Let Z:= A^T, where T is a countable set and A is a finite set. Under the product topology, Z is a compact metrizable space. (As a special case, notice that Z could be the Cantor set).

Given a closed set X \subseteq Z, I'm interested in answering the question, "Does there exist some partition \mathcal P of T such that X = \{f \in Z: \enspace f \text{ is } \mathcal P\text{-measurable}\}?"

Is anybody here aware of any alternative formulations of the above question? For example, is there a topological characterization?

 

[micromass]

What do you mean with measurable with respect to a partition?

 

[economicsnerd]

What do you mean with measurable with respect to a partition?

Sorry, I could have been clearer...

I meant measurable functions (T, \Sigma)\to (A, 2^A), where \Sigma is the \sigma-algebra generated by \mathcal P.

 

[micromass]

Given a single function $f$, this is a closed set $\{f\}$. Clearly the coarsest $\sigma$-algebra that makes $f$ measurable is

\sigma(f) := \{f^{-1}(E)~\vert~E\subseteq A\}

This is clearly generated by the partition $\{f^{-1}(a)~\vert~a\in A\}$.
But any function constant on the partition is also measurable. In particular, the globally constant functions are measurable. So there is no $\sigma$-algebra which only makes $f$ measurable. So the answer is negative because it fails for $\{f\}$.

 

[economicsnerd]

Right. So (given nontrivial A) it's not true for singleton X, and therefore not true for arbitrary closed X.

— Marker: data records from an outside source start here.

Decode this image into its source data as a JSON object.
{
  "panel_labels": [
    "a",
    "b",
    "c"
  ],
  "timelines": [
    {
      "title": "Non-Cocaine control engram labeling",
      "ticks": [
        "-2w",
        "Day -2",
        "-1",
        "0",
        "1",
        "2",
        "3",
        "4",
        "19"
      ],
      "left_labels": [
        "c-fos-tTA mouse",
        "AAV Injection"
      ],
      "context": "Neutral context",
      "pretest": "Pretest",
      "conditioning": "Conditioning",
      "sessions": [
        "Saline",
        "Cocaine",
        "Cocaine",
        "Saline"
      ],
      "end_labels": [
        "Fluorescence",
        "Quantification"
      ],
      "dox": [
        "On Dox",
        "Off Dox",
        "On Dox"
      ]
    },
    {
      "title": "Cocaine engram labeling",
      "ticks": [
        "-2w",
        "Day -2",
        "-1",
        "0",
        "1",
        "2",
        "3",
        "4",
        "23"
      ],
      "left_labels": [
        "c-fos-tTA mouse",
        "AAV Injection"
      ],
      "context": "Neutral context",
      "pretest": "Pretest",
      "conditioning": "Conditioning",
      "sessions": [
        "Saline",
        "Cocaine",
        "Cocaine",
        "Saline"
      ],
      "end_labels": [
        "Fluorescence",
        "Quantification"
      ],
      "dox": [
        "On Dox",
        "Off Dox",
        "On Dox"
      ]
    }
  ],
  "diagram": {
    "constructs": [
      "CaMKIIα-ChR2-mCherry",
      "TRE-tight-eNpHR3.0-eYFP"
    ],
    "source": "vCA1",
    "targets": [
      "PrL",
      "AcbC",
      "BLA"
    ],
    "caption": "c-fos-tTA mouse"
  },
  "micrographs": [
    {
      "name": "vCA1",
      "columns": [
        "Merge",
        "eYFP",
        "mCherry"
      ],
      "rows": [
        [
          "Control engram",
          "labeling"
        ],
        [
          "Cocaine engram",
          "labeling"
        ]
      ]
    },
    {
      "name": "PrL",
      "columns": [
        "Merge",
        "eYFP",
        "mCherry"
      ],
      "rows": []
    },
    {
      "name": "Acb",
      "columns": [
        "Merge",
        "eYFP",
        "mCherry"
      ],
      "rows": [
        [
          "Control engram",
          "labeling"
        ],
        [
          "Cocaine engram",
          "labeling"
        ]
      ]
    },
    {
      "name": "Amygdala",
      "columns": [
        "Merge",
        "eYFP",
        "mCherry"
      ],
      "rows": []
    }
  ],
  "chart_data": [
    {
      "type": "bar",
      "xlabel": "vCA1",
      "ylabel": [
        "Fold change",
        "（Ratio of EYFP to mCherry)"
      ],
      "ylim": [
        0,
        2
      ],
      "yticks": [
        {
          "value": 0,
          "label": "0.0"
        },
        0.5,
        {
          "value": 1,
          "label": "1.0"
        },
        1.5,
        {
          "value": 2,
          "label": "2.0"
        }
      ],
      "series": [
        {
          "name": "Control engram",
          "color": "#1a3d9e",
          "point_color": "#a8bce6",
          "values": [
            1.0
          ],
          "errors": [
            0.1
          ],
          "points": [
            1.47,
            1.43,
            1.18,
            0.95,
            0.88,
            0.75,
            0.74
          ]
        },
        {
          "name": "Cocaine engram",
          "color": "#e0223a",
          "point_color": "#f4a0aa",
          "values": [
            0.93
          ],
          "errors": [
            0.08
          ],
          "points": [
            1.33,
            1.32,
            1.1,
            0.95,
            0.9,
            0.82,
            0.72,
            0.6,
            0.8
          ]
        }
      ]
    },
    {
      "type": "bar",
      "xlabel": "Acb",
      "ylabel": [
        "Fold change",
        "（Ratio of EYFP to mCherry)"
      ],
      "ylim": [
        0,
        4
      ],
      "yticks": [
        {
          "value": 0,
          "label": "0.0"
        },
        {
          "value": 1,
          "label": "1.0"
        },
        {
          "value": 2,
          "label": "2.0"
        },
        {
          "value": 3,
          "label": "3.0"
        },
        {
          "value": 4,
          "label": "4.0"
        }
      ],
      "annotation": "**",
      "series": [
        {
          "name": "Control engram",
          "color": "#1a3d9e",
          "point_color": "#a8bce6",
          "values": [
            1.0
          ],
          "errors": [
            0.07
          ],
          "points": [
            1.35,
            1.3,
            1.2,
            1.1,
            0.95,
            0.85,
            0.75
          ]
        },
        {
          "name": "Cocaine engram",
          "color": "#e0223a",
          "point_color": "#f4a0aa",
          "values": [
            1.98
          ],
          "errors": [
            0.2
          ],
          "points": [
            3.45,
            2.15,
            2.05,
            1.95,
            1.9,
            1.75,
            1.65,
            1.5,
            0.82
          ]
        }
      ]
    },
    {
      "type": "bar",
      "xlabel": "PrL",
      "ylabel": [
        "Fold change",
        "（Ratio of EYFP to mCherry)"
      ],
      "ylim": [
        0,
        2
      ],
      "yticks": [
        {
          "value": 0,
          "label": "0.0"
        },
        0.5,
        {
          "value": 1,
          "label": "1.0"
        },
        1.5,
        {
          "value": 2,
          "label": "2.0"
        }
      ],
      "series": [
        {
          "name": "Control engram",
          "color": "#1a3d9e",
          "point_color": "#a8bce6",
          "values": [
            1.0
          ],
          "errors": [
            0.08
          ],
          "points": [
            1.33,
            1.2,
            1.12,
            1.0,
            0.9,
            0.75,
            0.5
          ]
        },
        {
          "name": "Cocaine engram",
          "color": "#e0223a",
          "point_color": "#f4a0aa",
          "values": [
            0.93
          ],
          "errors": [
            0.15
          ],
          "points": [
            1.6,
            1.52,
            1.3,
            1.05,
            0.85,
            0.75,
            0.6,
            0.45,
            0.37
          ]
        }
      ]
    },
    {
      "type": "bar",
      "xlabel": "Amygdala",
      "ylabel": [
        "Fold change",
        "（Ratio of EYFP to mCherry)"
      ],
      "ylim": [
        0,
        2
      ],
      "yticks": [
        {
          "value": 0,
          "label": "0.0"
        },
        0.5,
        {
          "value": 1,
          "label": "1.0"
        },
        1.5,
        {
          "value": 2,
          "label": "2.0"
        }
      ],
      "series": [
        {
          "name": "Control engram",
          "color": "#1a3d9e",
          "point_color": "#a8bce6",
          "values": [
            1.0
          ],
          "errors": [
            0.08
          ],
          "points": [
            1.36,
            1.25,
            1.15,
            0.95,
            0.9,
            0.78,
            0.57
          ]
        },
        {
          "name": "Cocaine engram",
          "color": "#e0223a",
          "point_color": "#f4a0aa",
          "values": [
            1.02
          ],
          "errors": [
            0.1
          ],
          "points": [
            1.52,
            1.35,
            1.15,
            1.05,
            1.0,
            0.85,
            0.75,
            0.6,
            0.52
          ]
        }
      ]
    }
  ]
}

What I'm after is a proposition of the form:

``Given a closed set X \subseteq Z:

\Phi(X) \iff \exists\mathcal P\text{ such that } X = \{f \in Z: \enspace f \text{ is } \mathcal P\text{-measurable}\} \text{''}
where \Phi(X) is some other axiom about X, possibly some topological statement.

Said differently, I'm wondering what statements are true of members of \bigg\{ \{f \in Z: \enspace f \text{ is } \mathcal P\text{-measurable}\}: \enspace \mathcal P \text{ partition of } T\bigg\} and fail for every other closed subset of Z.

Again, apologies for any lack of clarity (and for being long-winded).

 

[economicsnerd]

I have some vague notion that there's an equivalent condition involving retractions.